Bedürfnisse, so wie sie die Gewaltfreie Kommunikation definiert, sind universell. Das heißt: jeder Mensch hat grundsätzlich alle Bedürfnisse, wie erfüllt oder unerfüllt, groß oder klein sie auch gerade sein mögen. Das bringt einen großen Vorteil mit sich: Wenn wir auf der Ebene von Bedürfnissen kommunizieren, wird schnell deutlich, was uns als Menschen verbindet und weniger, was uns trennt.

Ein paar Beispiele für Bedürfnisse wären etwa Freiheit, Autonomie, Gemeinschaft, Unterstützung, Zusammenarbeit, Sicherheit und Wertschätzung.

Im Gegensatz zu Bedürfnissen sind die bevorzugten Strategien, die wir einsetzen, um uns Bedürfnisse zu erfüllen, hochgradig individuell. Hier treten soziokulturelle Unterschiede auf, regionale, oder einfach nur persönliche. Ein Beispiel: Jeder Mensch hat ein Bedürfnis nach Entspannung. Aber während es den einen entspannt, wenn er auf der Couch liegen und ein Buch lesen kann, findet seine Partnerin Entspannung beim Bergwandern. Seinen Bruder wiederum entspannt es total, wenn er ungestört seine Bahnen im Schwimmbad ziehen kann.

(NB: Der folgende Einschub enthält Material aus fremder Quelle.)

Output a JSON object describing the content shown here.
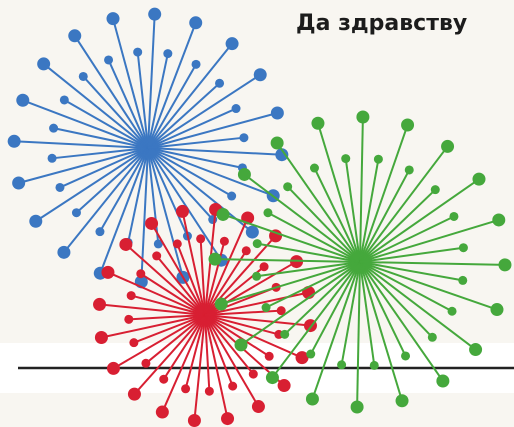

Konflikte entstehen daher nicht auf der Ebene der Bedürfnisse. Sie entstehen auf der Ebene der Strategien. Dort halten wir uns oft auf und den meisten ist der Unterschied überhaupt nicht bewusst. Die bevorzugten Strategien eines anderen Menschen können uns auf den Geist gehen, uns verwundern oder auch erschrecken. Daher hilft es gerade im Konfliktfall die Aufmerksamkeit darauf zu lenken, was für ein Bedürfnis wohl hinter der Strategie des Anderen steckt. Das hilft dabei ihn besser und vor allem tiefer zu sehen, weil wir sein Bedürfnis immer auch in uns selbst wiederfinden können.

Gleichermaßen können wir es anderen Menschen sehr viel leichter machen, uns darin zu unterstützen uns unsere Bedürfnisse zu erfüllen, wenn wir sie auch benennen. Wenn wir ausdrücken warum uns eine bestimmte Sache wichtig ist, entsteht Verbindung zu anderen Menschen. Und um nichts anderes geht es letztlich in der GFK: aufrichtige und wertschätzende Verbindung.